Also note that combining
- the concept of lexical scope (which--we feel--is a nice thing for a programming language, as opposed to dynamic scope)
- with function definitions (lambda expressions) embedded deeply in the code (one could also call such definitions "nested functions" to be short)
can turn out to be a complex endeavor, both from the point of view of language implementation, and from the point of view of the programmer. There is even a special name for this complex thing: closure.
As Wikipedia writes:
Correct implementation of static scope
in languages with first-class nested
functions is not trivial, as it
requires each function value to carry
with it a record of the values of the
variables that it depends on (the pair
of the function and this environment
is called a closure).
This is not only non-trivial to implement in a langauge with global and/or mutable variables (like C or Java; think of ensuring a correct access at the moment of evaluation of a closure to the mutable state that was in scope at the place of the nested function definition! Just one thing: the used objects shouldn't have been destructed and garbage-collected when you evaluate the closure some time in the future), but also it is not trivial conceptually for a programmer to think about how the closure will work in a complex situation and which (side)-effects it will exactly have (for the same reason: you need to think about the interaction of the closure with all the mutable state that was in scope when you defined the closure, e.g.: When you refer inside a closure definition to an outer mutable variable that is in-scope, do you really want to access the value the variable had at the time of the definition of the closure, i.e., you want to have a read-only copy of the variable, or you want a full-blown access to the mutable state of the variable in the future at the time of an evaluation of the closure?).

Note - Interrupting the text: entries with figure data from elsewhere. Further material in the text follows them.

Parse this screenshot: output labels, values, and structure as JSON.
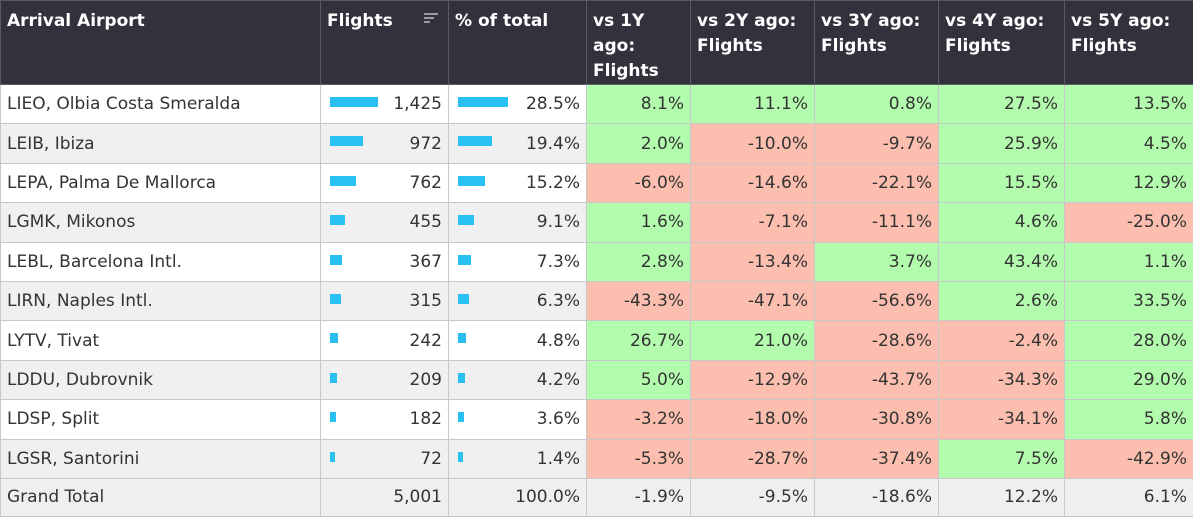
{
  "header": {
    "airport": "Arrival Airport",
    "flights": "Flights",
    "pct": "% of total",
    "y1": "vs 1Y ago: Flights",
    "y2": "vs 2Y ago: Flights",
    "y3": "vs 3Y ago: Flights",
    "y4": "vs 4Y ago: Flights",
    "y5": "vs 5Y ago: Flights",
    "sort_icon": "sort-descending-icon"
  },
  "colors": {
    "bar": "#2ac1f2",
    "positive": "#b3fcad",
    "negative": "#fcbeaf",
    "header": "#33323c"
  },
  "rows": [
    {
      "airport": "LIEO, Olbia Costa Smeralda",
      "flights": "1,425",
      "flights_n": 1425,
      "pct": "28.5%",
      "pct_n": 28.5,
      "y1": "8.1%",
      "y2": "11.1%",
      "y3": "0.8%",
      "y4": "27.5%",
      "y5": "13.5%"
    },
    {
      "airport": "LEIB, Ibiza",
      "flights": "972",
      "flights_n": 972,
      "pct": "19.4%",
      "pct_n": 19.4,
      "y1": "2.0%",
      "y2": "-10.0%",
      "y3": "-9.7%",
      "y4": "25.9%",
      "y5": "4.5%"
    },
    {
      "airport": "LEPA, Palma De Mallorca",
      "flights": "762",
      "flights_n": 762,
      "pct": "15.2%",
      "pct_n": 15.2,
      "y1": "-6.0%",
      "y2": "-14.6%",
      "y3": "-22.1%",
      "y4": "15.5%",
      "y5": "12.9%"
    },
    {
      "airport": "LGMK, Mikonos",
      "flights": "455",
      "flights_n": 455,
      "pct": "9.1%",
      "pct_n": 9.1,
      "y1": "1.6%",
      "y2": "-7.1%",
      "y3": "-11.1%",
      "y4": "4.6%",
      "y5": "-25.0%"
    },
    {
      "airport": "LEBL, Barcelona Intl.",
      "flights": "367",
      "flights_n": 367,
      "pct": "7.3%",
      "pct_n": 7.3,
      "y1": "2.8%",
      "y2": "-13.4%",
      "y3": "3.7%",
      "y4": "43.4%",
      "y5": "1.1%"
    },
    {
      "airport": "LIRN, Naples Intl.",
      "flights": "315",
      "flights_n": 315,
      "pct": "6.3%",
      "pct_n": 6.3,
      "y1": "-43.3%",
      "y2": "-47.1%",
      "y3": "-56.6%",
      "y4": "2.6%",
      "y5": "33.5%"
    },
    {
      "airport": "LYTV, Tivat",
      "flights": "242",
      "flights_n": 242,
      "pct": "4.8%",
      "pct_n": 4.8,
      "y1": "26.7%",
      "y2": "21.0%",
      "y3": "-28.6%",
      "y4": "-2.4%",
      "y5": "28.0%"
    },
    {
      "airport": "LDDU, Dubrovnik",
      "flights": "209",
      "flights_n": 209,
      "pct": "4.2%",
      "pct_n": 4.2,
      "y1": "5.0%",
      "y2": "-12.9%",
      "y3": "-43.7%",
      "y4": "-34.3%",
      "y5": "29.0%"
    },
    {
      "airport": "LDSP, Split",
      "flights": "182",
      "flights_n": 182,
      "pct": "3.6%",
      "pct_n": 3.6,
      "y1": "-3.2%",
      "y2": "-18.0%",
      "y3": "-30.8%",
      "y4": "-34.1%",
      "y5": "5.8%"
    },
    {
      "airport": "LGSR, Santorini",
      "flights": "72",
      "flights_n": 72,
      "pct": "1.4%",
      "pct_n": 1.4,
      "y1": "-5.3%",
      "y2": "-28.7%",
      "y3": "-37.4%",
      "y4": "7.5%",
      "y5": "-42.9%"
    }
  ],
  "total": {
    "airport": "Grand Total",
    "flights": "5,001",
    "pct": "100.0%",
    "y1": "-1.9%",
    "y2": "-9.5%",
    "y3": "-18.6%",
    "y4": "12.2%",
    "y5": "6.1%"
  }
}
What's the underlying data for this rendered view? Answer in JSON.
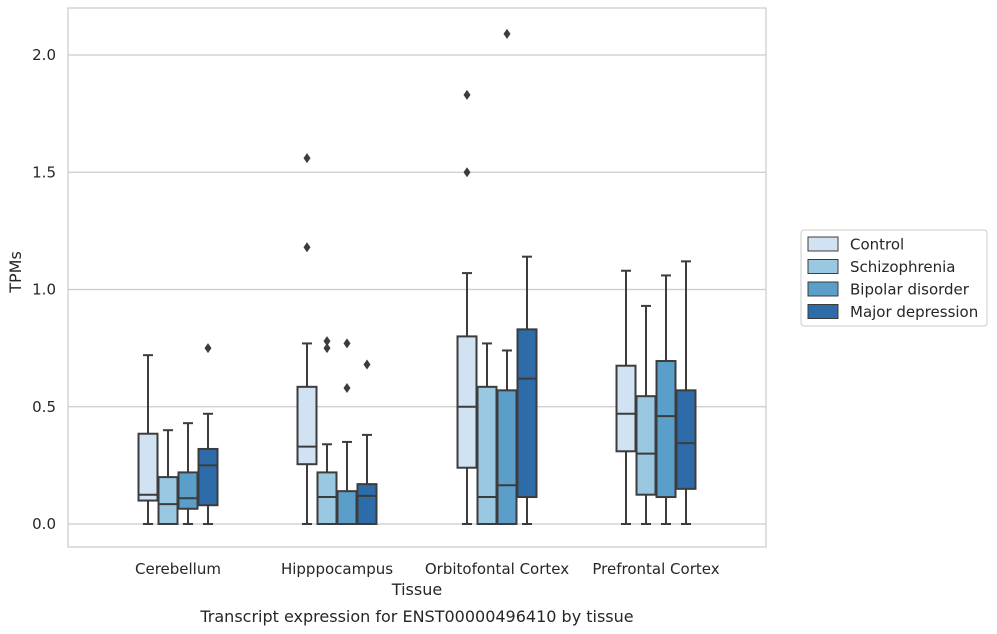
{
  "caption": "Transcript expression for ENST00000496410 by tissue",
  "chart_data": {
    "type": "boxplot",
    "xlabel": "Tissue",
    "ylabel": "TPMs",
    "ylim": [
      -0.1,
      2.2
    ],
    "yticks": [
      "0.0",
      "0.5",
      "1.0",
      "1.5",
      "2.0"
    ],
    "grid": true,
    "legend_position": "right",
    "categories": [
      "Cerebellum",
      "Hipppocampus",
      "Orbitofontal Cortex",
      "Prefrontal Cortex"
    ],
    "series": [
      {
        "name": "Control",
        "color": "#d1e2f2",
        "boxes": [
          {
            "whislo": 0.0,
            "q1": 0.1,
            "med": 0.125,
            "q3": 0.385,
            "whishi": 0.72,
            "fliers": []
          },
          {
            "whislo": 0.0,
            "q1": 0.255,
            "med": 0.33,
            "q3": 0.585,
            "whishi": 0.77,
            "fliers": [
              1.18,
              1.56
            ]
          },
          {
            "whislo": 0.0,
            "q1": 0.24,
            "med": 0.5,
            "q3": 0.8,
            "whishi": 1.07,
            "fliers": [
              1.5,
              1.83
            ]
          },
          {
            "whislo": 0.0,
            "q1": 0.31,
            "med": 0.47,
            "q3": 0.675,
            "whishi": 1.08,
            "fliers": []
          }
        ]
      },
      {
        "name": "Schizophrenia",
        "color": "#9ac8e0",
        "boxes": [
          {
            "whislo": 0.0,
            "q1": 0.0,
            "med": 0.085,
            "q3": 0.2,
            "whishi": 0.4,
            "fliers": []
          },
          {
            "whislo": 0.0,
            "q1": 0.0,
            "med": 0.115,
            "q3": 0.22,
            "whishi": 0.34,
            "fliers": [
              0.75,
              0.78
            ]
          },
          {
            "whislo": 0.0,
            "q1": 0.0,
            "med": 0.115,
            "q3": 0.585,
            "whishi": 0.77,
            "fliers": []
          },
          {
            "whislo": 0.0,
            "q1": 0.125,
            "med": 0.3,
            "q3": 0.545,
            "whishi": 0.93,
            "fliers": []
          }
        ]
      },
      {
        "name": "Bipolar disorder",
        "color": "#5a9ec9",
        "boxes": [
          {
            "whislo": 0.0,
            "q1": 0.065,
            "med": 0.11,
            "q3": 0.22,
            "whishi": 0.43,
            "fliers": []
          },
          {
            "whislo": 0.0,
            "q1": 0.0,
            "med": 0.0,
            "q3": 0.14,
            "whishi": 0.35,
            "fliers": [
              0.58,
              0.77
            ]
          },
          {
            "whislo": 0.0,
            "q1": 0.0,
            "med": 0.165,
            "q3": 0.57,
            "whishi": 0.74,
            "fliers": [
              2.09
            ]
          },
          {
            "whislo": 0.0,
            "q1": 0.115,
            "med": 0.46,
            "q3": 0.695,
            "whishi": 1.06,
            "fliers": []
          }
        ]
      },
      {
        "name": "Major depression",
        "color": "#2d6ca9",
        "boxes": [
          {
            "whislo": 0.0,
            "q1": 0.08,
            "med": 0.25,
            "q3": 0.32,
            "whishi": 0.47,
            "fliers": [
              0.75
            ]
          },
          {
            "whislo": 0.0,
            "q1": 0.0,
            "med": 0.12,
            "q3": 0.17,
            "whishi": 0.38,
            "fliers": [
              0.68
            ]
          },
          {
            "whislo": 0.0,
            "q1": 0.115,
            "med": 0.62,
            "q3": 0.83,
            "whishi": 1.14,
            "fliers": []
          },
          {
            "whislo": 0.0,
            "q1": 0.15,
            "med": 0.345,
            "q3": 0.57,
            "whishi": 1.12,
            "fliers": []
          }
        ]
      }
    ]
  }
}
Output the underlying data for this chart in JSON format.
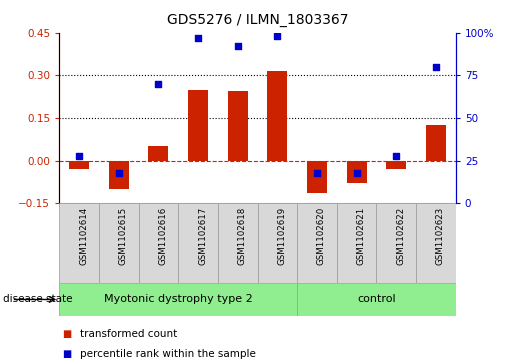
{
  "title": "GDS5276 / ILMN_1803367",
  "samples": [
    "GSM1102614",
    "GSM1102615",
    "GSM1102616",
    "GSM1102617",
    "GSM1102618",
    "GSM1102619",
    "GSM1102620",
    "GSM1102621",
    "GSM1102622",
    "GSM1102623"
  ],
  "transformed_count": [
    -0.03,
    -0.1,
    0.05,
    0.25,
    0.245,
    0.315,
    -0.115,
    -0.08,
    -0.03,
    0.125
  ],
  "percentile_rank": [
    28,
    18,
    70,
    97,
    92,
    98,
    18,
    18,
    28,
    80
  ],
  "disease_groups": [
    {
      "label": "Myotonic dystrophy type 2",
      "start": 0,
      "end": 6,
      "color": "#90ee90"
    },
    {
      "label": "control",
      "start": 6,
      "end": 10,
      "color": "#90ee90"
    }
  ],
  "left_color": "#cc2200",
  "right_color": "#0000cc",
  "bar_color": "#cc2200",
  "scatter_color": "#0000cc",
  "dotted_lines": [
    0.15,
    0.3
  ],
  "left_ylim": [
    -0.15,
    0.45
  ],
  "left_yticks": [
    -0.15,
    0.0,
    0.15,
    0.3,
    0.45
  ],
  "right_ylim": [
    0,
    100
  ],
  "right_yticks": [
    0,
    25,
    50,
    75,
    100
  ],
  "sample_box_color": "#d8d8d8",
  "legend": [
    {
      "label": "transformed count",
      "color": "#cc2200"
    },
    {
      "label": "percentile rank within the sample",
      "color": "#0000cc"
    }
  ]
}
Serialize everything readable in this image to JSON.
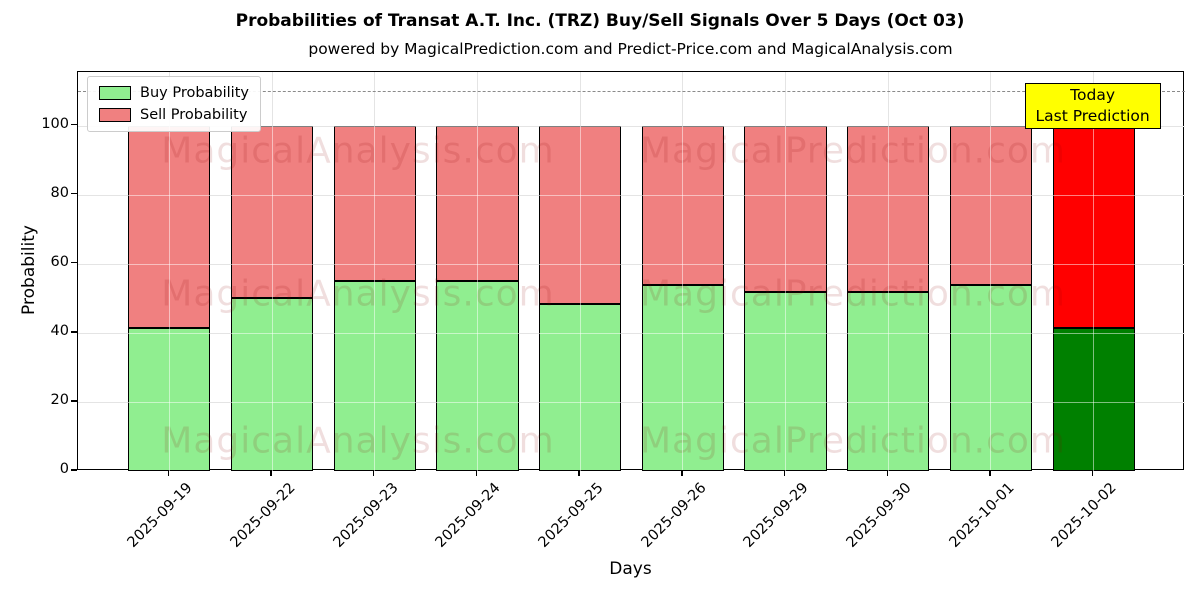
{
  "subtitle": "powered by MagicalPrediction.com and Predict-Price.com and MagicalAnalysis.com",
  "watermarks": {
    "left": "MagicalAnalysis.com",
    "right": "MagicalPrediction.com"
  },
  "annotation": {
    "line1": "Today",
    "line2": "Last Prediction"
  },
  "legend": {
    "items": [
      {
        "label": "Buy Probability",
        "color": "#90ee90"
      },
      {
        "label": "Sell Probability",
        "color": "#f08080"
      }
    ]
  },
  "colors": {
    "buy_normal": "#90ee90",
    "sell_normal": "#f08080",
    "buy_today": "#008000",
    "sell_today": "#ff0000",
    "bar_edge": "#000000",
    "dashed_line": "#8a8a8a",
    "annotation_bg": "#ffff00"
  },
  "chart_data": {
    "type": "bar",
    "stacked": true,
    "title": "Probabilities of Transat A.T. Inc. (TRZ) Buy/Sell Signals Over 5 Days (Oct 03)",
    "xlabel": "Days",
    "ylabel": "Probability",
    "categories": [
      "2025-09-19",
      "2025-09-22",
      "2025-09-23",
      "2025-09-24",
      "2025-09-25",
      "2025-09-26",
      "2025-09-29",
      "2025-09-30",
      "2025-10-01",
      "2025-10-02"
    ],
    "series": [
      {
        "name": "Buy Probability",
        "values": [
          41.3,
          50.0,
          55.1,
          55.1,
          48.2,
          53.8,
          51.8,
          51.8,
          53.7,
          41.4
        ]
      },
      {
        "name": "Sell Probability",
        "values": [
          58.7,
          50.0,
          44.9,
          44.9,
          51.8,
          46.2,
          48.2,
          48.2,
          46.3,
          58.6
        ]
      }
    ],
    "yticks": [
      0,
      20,
      40,
      60,
      80,
      100
    ],
    "ylim": [
      0,
      115.5
    ],
    "dashed_line_y": 110,
    "grid": true,
    "legend_position": "upper left",
    "today_index": 9
  }
}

In pure functional languages, it's much simpler to think about nested function definitions and their uses, and so having only lexical scope is not a problem for them at all. But if your language is not functional, it's not so trivial. (I believe it's one of the reason why it has been debated for a long time how to add closures to Java: they didn't seem to be trivial enough for a programmer to understand, although they just build upon the nice concept of lexical scope.)
Thinking about nested functions in non-purely functional languages is simpler with dynamic scope (although dynamic scope is not nice: you get less compile-time checks and guarantees about the correct behavior of your program with dynamic scope).
So I think the advantage of having dynamic scoping available in a language can also be the possibility to program some things in a simple way if one wants to and dares to do this given all the dangers of dynamic scope.
Notes
Regarding the long history of (no) closures in Java (and that the programmers didn't like the concept) -- http://people.csail.mit.edu/gregs/ll1-discuss-archive-html/msg04030.html:
Date: Thu, 14 Aug 2003 08:05:44 -0700
From: Michael Vanier
Subject: Re: bindings and assignments (was: Re: continuations)
Date: Thu, 14 Aug 2003 10:45:34 -0400
From: "David B. Tucker"
I imagine, though I don't have statistical evidence, that the
requirement of declaring local variables to be final in order to
reference them within anonymous inner classes (closures) is almost
entirely unknown and unused in practice.
Out of curiosity, does anyone know why Java only allows final
variables
to be referenced from within anonymous classes?
Dave
<cynic>Otherwise you'd have the equivalent of true closures,
and if you had that java would be a
*really* powerful and useful language, so they obviously couldn't do that.
</cynic>
Actually, the prototype implementation
did allow non-final variables to be referenced from within inner classes.
There was an outcry from users,
complaining that they did not want
this! The reason was interesting: in
order to support such variables, it
was necessary to heap-allocate them,
and (at that time, at least) the
average Java programmer was still
pretty skittish about heap allocation
and garbage collection and all that.
They disapproved of the language
performing heap allocation "under the
table" when there was no occurrence of
the "new" keyword in sight.
So, in the early days--apparently--a "third" approach (as opposed to the two I have mentioned in my text above) was to be taken in Java: neither "read-only copies", nor real access at the time of the evaluation to the enclosing (at the time of the definition of the closure) mutable state, but rather mutable copies of the state (at least, I understand the quoted passage this way; or no, is he talking about heap-allocating just the references?.. Then it's the second option. Good. The third option really looks not sensible to me.). Not sure how they are implementing closures nowadays in Java, I haven't been following the new recent stuff about Java.